Da capo: Ich habe bewusst auf die Beschreibung einzelner Instrumente verzichtet, weil Sie dies alles viel ausführlicher in den Fachzeitschriften nachlesen können. Sicherlich gibt es in Deutschland noch viel mehr in Sachen Akkordeon zu berichten und zu besichtigen. Aber das hebe ich mir für später auf.

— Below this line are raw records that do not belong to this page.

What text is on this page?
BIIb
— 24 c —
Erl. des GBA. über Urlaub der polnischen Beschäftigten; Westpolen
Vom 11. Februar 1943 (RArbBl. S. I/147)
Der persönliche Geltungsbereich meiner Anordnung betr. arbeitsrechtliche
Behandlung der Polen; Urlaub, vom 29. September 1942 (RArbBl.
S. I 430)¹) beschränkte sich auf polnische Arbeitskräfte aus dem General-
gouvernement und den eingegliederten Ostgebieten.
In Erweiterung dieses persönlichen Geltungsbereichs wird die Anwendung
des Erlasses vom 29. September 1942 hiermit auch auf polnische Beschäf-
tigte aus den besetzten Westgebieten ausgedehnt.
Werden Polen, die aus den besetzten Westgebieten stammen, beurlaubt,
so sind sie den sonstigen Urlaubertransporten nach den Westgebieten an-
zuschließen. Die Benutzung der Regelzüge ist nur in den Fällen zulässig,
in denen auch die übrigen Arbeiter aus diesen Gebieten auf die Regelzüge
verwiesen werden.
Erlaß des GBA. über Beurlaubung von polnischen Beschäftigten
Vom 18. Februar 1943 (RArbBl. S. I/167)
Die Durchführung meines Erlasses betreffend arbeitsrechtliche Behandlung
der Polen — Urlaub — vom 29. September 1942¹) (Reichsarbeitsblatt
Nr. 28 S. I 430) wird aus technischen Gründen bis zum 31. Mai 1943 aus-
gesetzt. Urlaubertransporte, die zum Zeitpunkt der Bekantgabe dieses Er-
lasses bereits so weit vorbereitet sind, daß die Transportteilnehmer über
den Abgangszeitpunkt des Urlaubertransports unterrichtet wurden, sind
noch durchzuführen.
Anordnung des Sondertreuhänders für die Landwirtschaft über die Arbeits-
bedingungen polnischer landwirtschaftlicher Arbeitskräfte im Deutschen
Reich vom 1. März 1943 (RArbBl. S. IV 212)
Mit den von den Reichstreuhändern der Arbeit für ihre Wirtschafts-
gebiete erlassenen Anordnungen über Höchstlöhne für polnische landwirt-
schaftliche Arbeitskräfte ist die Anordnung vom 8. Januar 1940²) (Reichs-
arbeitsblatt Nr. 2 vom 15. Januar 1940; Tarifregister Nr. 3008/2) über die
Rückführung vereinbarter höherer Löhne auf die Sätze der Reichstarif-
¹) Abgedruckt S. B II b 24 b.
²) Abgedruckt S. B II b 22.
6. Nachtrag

Auf dem Rückweg dieser interessanten musikalischen Reise nach Berlin legte ich eine CD ein. Welche Musik ich hörte, können Sie sich vermutlich denken.
brd
Fotos (c) brd
Bälger hatte ich bisher immer für unerzogene Kinder gehalten 🙂
Egal: Als zugegeben mäßiger Akkordeonspieler kann ich immerhin fast alle Fragen mit JA beantworten. Den interessanten Beitrag möchte ich noch ergänzen mit dem Hinweis auf zwei weitere sehenswerte Museen zur Geschichte und Entwicklung des Akkordeons, besser der Stimmzungeninstrumente im Allgemeinen. Sie befinden sich in Klingenthal / Erzgebirge und in Castelfidardo / Italien. Beide habe ich schon besucht, das in Trossingen leider noch nicht.